Plan B Art Project at Ombré Gallery
Photo: Provided by Ombré Gallery
Plan B Art Project at Ombré Gallery

In response to the potential reversal of Roe v. Wade in June, an Over-the-Rhine art gallery hosted an exhibit featuring wearable art and jewelry meant to ignite conversations surrounding reproductive rights. Plan B Art Project at Ombré Gallery showcased more than 40 artists and pieces of contemporary, handmade jewelry, including pins, earrings and necklaces, inspired by the fight for reproductive rights. A quarter of the proceeds from the exhibit went toward Planned Parenthood Southwest Ohio.
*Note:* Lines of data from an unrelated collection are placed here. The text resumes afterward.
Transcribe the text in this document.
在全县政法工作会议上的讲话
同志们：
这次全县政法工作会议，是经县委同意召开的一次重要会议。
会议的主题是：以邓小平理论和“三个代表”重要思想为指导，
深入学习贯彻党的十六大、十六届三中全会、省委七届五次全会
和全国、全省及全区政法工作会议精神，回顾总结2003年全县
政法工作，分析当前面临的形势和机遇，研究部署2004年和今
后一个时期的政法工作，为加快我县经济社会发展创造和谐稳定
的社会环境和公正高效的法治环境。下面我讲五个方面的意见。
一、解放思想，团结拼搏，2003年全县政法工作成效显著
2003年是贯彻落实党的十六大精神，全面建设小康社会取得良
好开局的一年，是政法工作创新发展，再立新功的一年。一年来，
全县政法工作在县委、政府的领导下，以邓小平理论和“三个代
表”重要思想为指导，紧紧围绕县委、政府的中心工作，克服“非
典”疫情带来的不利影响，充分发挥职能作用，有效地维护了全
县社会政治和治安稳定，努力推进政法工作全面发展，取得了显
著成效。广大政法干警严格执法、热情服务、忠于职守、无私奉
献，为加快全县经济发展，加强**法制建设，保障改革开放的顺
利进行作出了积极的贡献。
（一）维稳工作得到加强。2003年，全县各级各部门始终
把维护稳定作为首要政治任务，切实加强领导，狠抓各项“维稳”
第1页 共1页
Do you remember where you were when you found out that Cincinnati’s favorite hippo would become a big sister? It seems like yesterday that Fiona the hippo stole the hearts of Cincinnatians — and the world — when she was born prematurely at the Cincinnati Zoo & Botanical Garden in 2017. Now six years old, Fiona still has superstar status but is learning to share that spotlight with her new little brother, Fritz. The baby hippo was a surprise, as Bibi, the matriarch, had been on birth control when meeting the male Tucker for the first time. Cincinnati has since welcomed Fritz to its favorite hippo family. Born in August, Fritz quickly became a delight for both zoo employees and animal fans, with the public even deciding Fritz’s name through an online vote.